This afternoon Tommy and I were baking cookies when the phone rang. It was our hematologist calling to give us the results from Nic's most recent blood work. After he asked three times if everything was fine with our family/home, I knew the news wasn't going to be good. Nic's fetal hemoglobin levels have fallen enough for us to know that he will not get to keep his fetal blood cells for the rest of his life as we had hoped. They are still affording him some protection, which explains his health, growth, and lack of symptoms thus far. That said, if they continue to fall at the same rate that they have been, he will begin to experience symptoms of sickle cell disease and failing health, although for now he should have some protection from the fetal hemoglobin he has left.
After I hung up the phone, I scooped up Nic and sat and cried. I cried for the pain he will experience in the coming years. For the physical deterioration he will face. For the weeks he will spend in the hospital being poked and prodded and having transfusions. For the "normal" activities he will not be able to pursue, for the sports he may love, but not be able to play. For the all of the missing out he will do because of sickness and exhaustion. For the funeral I will probably attend. For the grandchildren he may have, but will never see. And then I stopped, because my crying confused Tommy to the extent that he started crying too, and I realized it was time to stop mourning for the time being and tend to my boys.
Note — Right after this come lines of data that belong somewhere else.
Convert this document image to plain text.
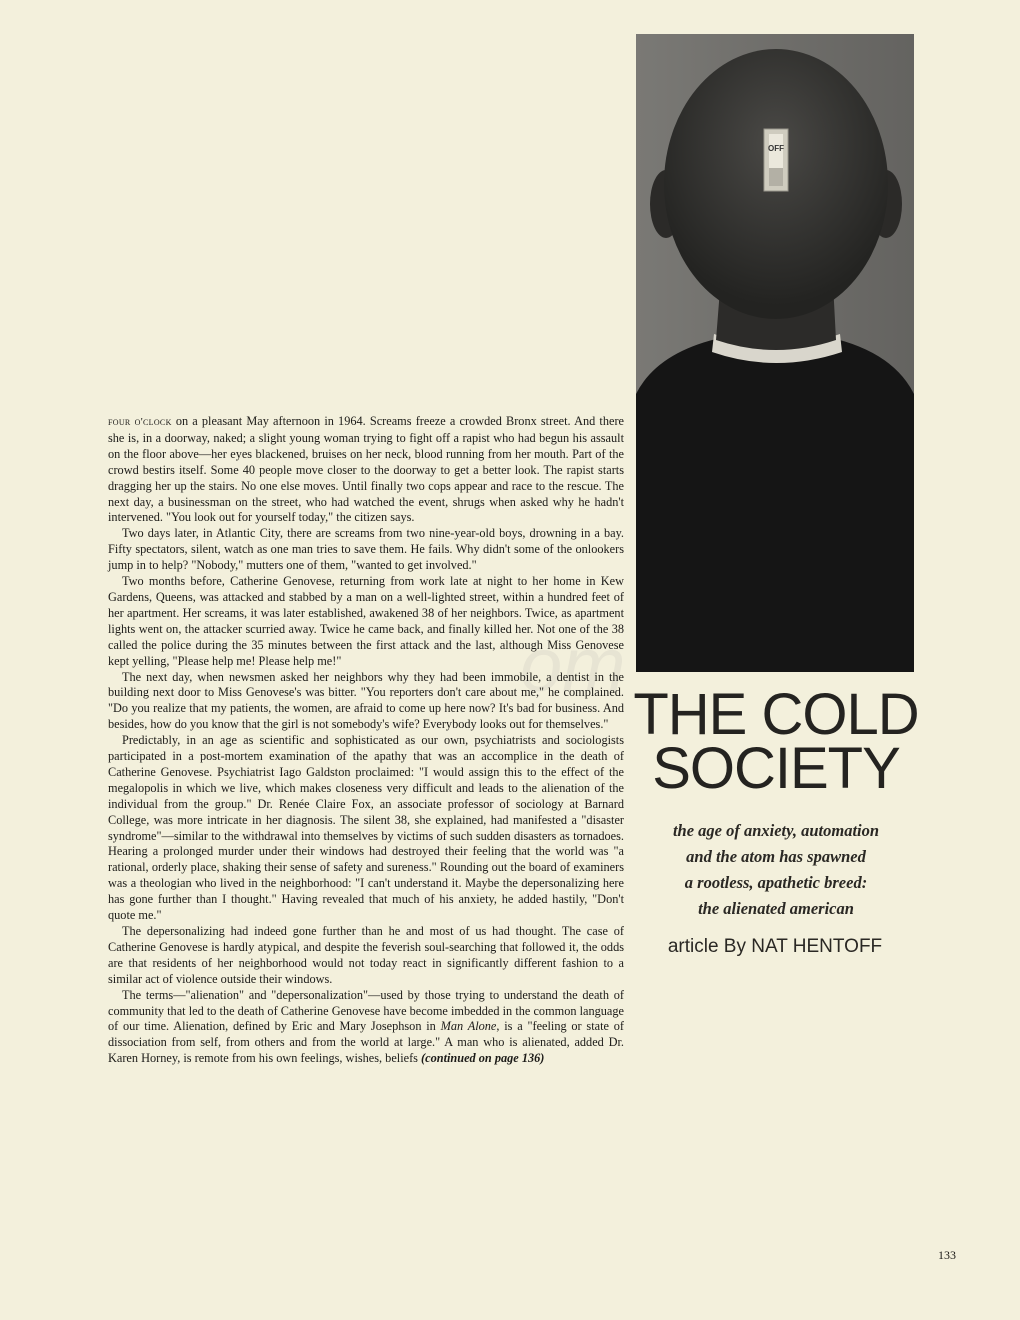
OFF
om
THE COLD
SOCIETY
the age of anxiety, automation
and the atom has spawned
a rootless, apathetic breed:
the alienated american
article By NAT HENTOFF

four o'clock on a pleasant May afternoon in 1964. Screams freeze a crowded Bronx street. And there she is, in a doorway, naked; a slight young woman trying to fight off a rapist who had begun his assault on the floor above—her eyes blackened, bruises on her neck, blood running from her mouth. Part of the crowd bestirs itself. Some 40 people move closer to the doorway to get a better look. The rapist starts dragging her up the stairs. No one else moves. Until finally two cops appear and race to the rescue. The next day, a businessman on the street, who had watched the event, shrugs when asked why he hadn't intervened. "You look out for yourself today," the citizen says.

Two days later, in Atlantic City, there are screams from two nine-year-old boys, drowning in a bay. Fifty spectators, silent, watch as one man tries to save them. He fails. Why didn't some of the onlookers jump in to help? "Nobody," mutters one of them, "wanted to get involved."

Two months before, Catherine Genovese, returning from work late at night to her home in Kew Gardens, Queens, was attacked and stabbed by a man on a well-lighted street, within a hundred feet of her apartment. Her screams, it was later established, awakened 38 of her neighbors. Twice, as apartment lights went on, the attacker scurried away. Twice he came back, and finally killed her. Not one of the 38 called the police during the 35 minutes between the first attack and the last, although Miss Genovese kept yelling, "Please help me! Please help me!"

The next day, when newsmen asked her neighbors why they had been immobile, a dentist in the building next door to Miss Genovese's was bitter. "You reporters don't care about me," he complained. "Do you realize that my patients, the women, are afraid to come up here now? It's bad for business. And besides, how do you know that the girl is not somebody's wife? Everybody looks out for themselves."

Predictably, in an age as scientific and sophisticated as our own, psychiatrists and sociologists participated in a post-mortem examination of the apathy that was an accomplice in the death of Catherine Genovese. Psychiatrist Iago Galdston proclaimed: "I would assign this to the effect of the megalopolis in which we live, which makes closeness very difficult and leads to the alienation of the individual from the group." Dr. Renée Claire Fox, an associate professor of sociology at Barnard College, was more intricate in her diagnosis. The silent 38, she explained, had manifested a "disaster syndrome"—similar to the withdrawal into themselves by victims of such sudden disasters as tornadoes. Hearing a prolonged murder under their windows had destroyed their feeling that the world was "a rational, orderly place, shaking their sense of safety and sureness." Rounding out the board of examiners was a theologian who lived in the neighborhood: "I can't understand it. Maybe the depersonalizing here has gone further than I thought." Having revealed that much of his anxiety, he added hastily, "Don't quote me."

The depersonalizing had indeed gone further than he and most of us had thought. The case of Catherine Genovese is hardly atypical, and despite the feverish soul-searching that followed it, the odds are that residents of her neighborhood would not today react in significantly different fashion to a similar act of violence outside their windows.

The terms—"alienation" and "depersonalization"—used by those trying to understand the death of community that led to the death of Catherine Genovese have become imbedded in the common language of our time. Alienation, defined by Eric and Mary Josephson in Man Alone, is a "feeling or state of dissociation from self, from others and from the world at large." A man who is alienated, added Dr. Karen Horney, is remote from his own feelings, wishes, beliefs (continued on page 136)

133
We returned to our cookie dough. As we finished the mixing, Tommy spontaneously began singing: "When peace like a river attendeth my way, when sorrows like sea billows roll, whatever my lot thou hast taught me to say, it is well, it is well with my soul." So we sang together as we cleaned up, even though I had to pause a few times to prevent myself from choking up again. I thank God for the reminder that it is well with my soul.
Perhaps it was fitting to receive the call today, on Ash Wednesday. Today Christians meditate on our mortality, on the fleeting moments of our time here on earth, and on the temporary nature of our current bodies. From dust we came, and to dust we shall return. As imperfect as Nic's body may be, in the end, he and I, and even the most perfect human specimen are the same. We came from dust, we will become dust once again. Praise God, that he continues his work even after our deaths, and we place our hope in His transformation of our earthly tents into heavenly dwellings through the sacrifice of Christ. Dust and ashes will not be the end of our story.
While I wish that Nic's final diagnosis would have been different, I am glad to have clarity after months of waiting. I feel more free knowing than not knowing, although I miss the hope that maybe, just maybe, Nic wouldn't be sick. I don't think it is a coincidence that I have been reading 2 Corinthians this week, or that this passage in particular stuck out to me:
"But we have this treasure in clay jars, so that it may be made clear that this extraordinary power belongs to God and does not come from us. We are afflicted in every way, but not crushed; perplexed, but not driven to despair, persecuted, but not forsaken, struck down, but not destroyed; always carrying in the body the death of Jesus, so that the life of Jesus may also be made visible in our bodies." (2 Corinthians 4: 7-10)
Nic's clay is more fragile than most. It won't last as long. It will certainly be cracked, and painful, and difficult, but may the fissures in his jar allow the glory of God to shine through more brightly.